18. An executable computer program for administering a secure examination on a computer, the program provided at least in part on removable computer-readable media, the program comprising: a) instructions to determine the validity of the removable computer- readable media; b) instructions to execute the exam application; c) instructions to close all nonessential processes running on the computer; d) instructions to filter user input to prevent access to unauthorized files;

e) instructions to record the filtered user input to the exam application; f) instructions to save a copy of the filtered user input to the removable computer-readable media.

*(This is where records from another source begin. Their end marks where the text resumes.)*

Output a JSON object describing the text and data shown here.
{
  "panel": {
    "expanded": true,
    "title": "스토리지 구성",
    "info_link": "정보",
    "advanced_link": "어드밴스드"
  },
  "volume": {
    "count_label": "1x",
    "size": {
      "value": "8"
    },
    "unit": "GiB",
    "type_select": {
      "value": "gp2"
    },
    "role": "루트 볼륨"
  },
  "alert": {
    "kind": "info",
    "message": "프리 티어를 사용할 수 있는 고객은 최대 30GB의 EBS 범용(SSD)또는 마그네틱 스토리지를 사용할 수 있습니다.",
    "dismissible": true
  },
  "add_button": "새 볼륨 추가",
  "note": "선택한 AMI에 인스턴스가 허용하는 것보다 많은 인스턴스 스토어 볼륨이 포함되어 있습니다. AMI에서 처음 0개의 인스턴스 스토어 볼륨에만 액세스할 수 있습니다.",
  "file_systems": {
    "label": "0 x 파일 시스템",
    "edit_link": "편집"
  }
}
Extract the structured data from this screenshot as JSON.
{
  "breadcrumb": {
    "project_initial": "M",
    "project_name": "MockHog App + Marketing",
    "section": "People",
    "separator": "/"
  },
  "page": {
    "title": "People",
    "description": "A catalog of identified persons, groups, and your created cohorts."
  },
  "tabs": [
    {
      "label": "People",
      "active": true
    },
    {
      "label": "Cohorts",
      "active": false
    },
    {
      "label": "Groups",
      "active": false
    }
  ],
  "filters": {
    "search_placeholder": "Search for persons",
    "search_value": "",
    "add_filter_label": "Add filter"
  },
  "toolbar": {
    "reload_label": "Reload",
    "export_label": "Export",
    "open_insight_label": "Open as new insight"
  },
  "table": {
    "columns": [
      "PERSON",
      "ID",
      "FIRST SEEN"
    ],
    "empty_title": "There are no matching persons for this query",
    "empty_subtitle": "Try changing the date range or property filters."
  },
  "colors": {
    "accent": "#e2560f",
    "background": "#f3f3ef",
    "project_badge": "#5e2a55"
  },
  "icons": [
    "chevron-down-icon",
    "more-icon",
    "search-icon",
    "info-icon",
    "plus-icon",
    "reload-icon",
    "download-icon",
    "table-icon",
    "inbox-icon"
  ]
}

19. The program of claim 18, further comprising instructions to record user input that, without filtering, would have accessed unauthorized files to an auxiliary information file.

20. The program of claim 19, further comprising instructions to save an encrypted copy of the auxiliary information file.

21. The program of claim 18, further comprising instructions to subsequently execute the exam application in a manner authorized by a proctor disk.

22. The program of claim 18, further comprising instructions to periodically record the number of keystrokes entered in a given time period.